5.9 The compensation provisions of the Real Property Act are deficient in a number of respects. The bases of claim are narrow (ie a claimant must establish a deprivation of land or an interest in land and not simply that loss or damage has been sustained as in Victoria) and legal action must invariably be commenced in order to recover from the Fund. Great care must also be taken in selecting a defendant as the choice of an incorrect defendant may result in compensation being withheld. Where the basis of a claim for compensation is fraud, the claimant must take action against the fraudulent party in the first instance and only in the event of that party’s death, insolvency, bankruptcy or absence from the jurisdiction is action to betaken against the Registrar General.8 If, as Stein notes, the funds “have been so protected by legislation that they have become bloated while, at the same time, parties reasonably entitled have been deprived of compensation”,9 the relevant provisions of the Real Property Act require revision.
5.10 In any event, if recent experience in New South Wales is any guide, where proceedings are commenced against the Registrar General they are likely to be vigorously contested.10 Simpson speaks of the “repulsive tenacity with which some jurisdictions are prepared to resist even valid claims upon the fund”.11
5.11 Similarly, closer scrutiny of the procedures adopted in the Land Titles Office for the examination of a variety of applications or, in other words a more effective implementation of a risk management policy, is required. According to Simpson,12 in the final analysis the actual form of a system, and even the law which governs it, will matter less than the practical wisdom with which it has been adapted to local needs and the competence with which it is administered. In Baalman’s words, Torrens:
did not appreciate the fact that his philosophy might prove to be indigestible to the vast majority of public servants. Otherwise he would have taken the precaution of including more safeguards in order to prevent that which was intended as a public utility from being utilised as a medium for indulging the luxury of making somebody do something.13
Ill. APPLICATION OF THE PRINCIPLE IN VICTORIA
5.12 In many respects the relevant provisions of the transfer of Land Act 1958 (Vic) demonstrate a much more successful attempt at giving effect to the “insurance principle” than the New South Wales legislation. The best example of this, cited throughout the Paper, is the ability under the Victorian legislation for a claimant to take action directly against the Registrar.

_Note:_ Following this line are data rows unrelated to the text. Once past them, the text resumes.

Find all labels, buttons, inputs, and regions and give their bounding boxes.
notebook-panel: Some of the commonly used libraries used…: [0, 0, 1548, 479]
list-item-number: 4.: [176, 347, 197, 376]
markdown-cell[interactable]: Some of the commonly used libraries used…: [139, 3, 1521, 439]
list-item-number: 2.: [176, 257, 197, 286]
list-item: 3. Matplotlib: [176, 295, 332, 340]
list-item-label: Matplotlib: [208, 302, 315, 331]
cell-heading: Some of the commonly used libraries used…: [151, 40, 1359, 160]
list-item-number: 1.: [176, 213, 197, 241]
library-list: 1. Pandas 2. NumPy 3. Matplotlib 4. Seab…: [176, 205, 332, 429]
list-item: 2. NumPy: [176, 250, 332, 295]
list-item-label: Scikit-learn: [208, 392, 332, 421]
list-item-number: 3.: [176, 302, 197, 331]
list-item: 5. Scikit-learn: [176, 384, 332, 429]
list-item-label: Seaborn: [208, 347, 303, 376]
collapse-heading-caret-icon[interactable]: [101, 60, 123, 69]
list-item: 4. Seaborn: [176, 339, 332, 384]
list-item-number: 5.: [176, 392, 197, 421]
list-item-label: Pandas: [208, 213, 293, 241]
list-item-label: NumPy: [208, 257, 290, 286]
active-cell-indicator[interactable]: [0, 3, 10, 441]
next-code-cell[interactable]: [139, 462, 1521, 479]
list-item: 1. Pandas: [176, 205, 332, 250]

Alternatively, the Registrar may grant compensation to claimants who are entitled to bring an action for indemnity, without the need for a court hearing.14 In either case, if a payment has been made the Registrar may recover the amount paid from the person actually reponsible for the loss. This approach adopts the principle of subrogation, common in insurance contracts. It allows speedy and uncomplicated settlement of claims without the need for a multiplicity of actions.
FOOTNOTES
1. Theodore B F Ruoff An Englishman Looks at the Torrens System (Law Book Co, Sydney, 1957)6.
2. Id at 8.
3. lbid.
4. Gibbs v Messer [1891] AC 248 at 254.
5. Ruoff, note 1, 13, citing Registrar of Titles v Spencer (1909) 9 CLR 641 at 645.
6. Ruoff, note 1, 33.
7. Thomas W Mapp Torrens’ Elusive Title (University of Alberta, Faculty of Law, Edmonton, 1978) 70.
8. Real Property Act 1900 (NSW) s126(5).
9. Robert Stein “The Torrens System Assurance Fund In New South Wales” (1981) 55 Australian Law Journal 150.
10. M A Neave C J Rossiter and M A Stone Sackville & Neave Property Law Cases and Materials (4th ed, Butterworths, Sydney, 1988) 401.
11. S R Simpson Land Law and Registration (Cambridge University Press, Cambridge, 1976) 181.
12. Id at 23.
13. J Baalman, quoted In “Registration of Title in New South Wales” [1960] Scots Law Times 129 at 130.
14. Transfer of Land Act 1958 (Vic) s109(3)(a).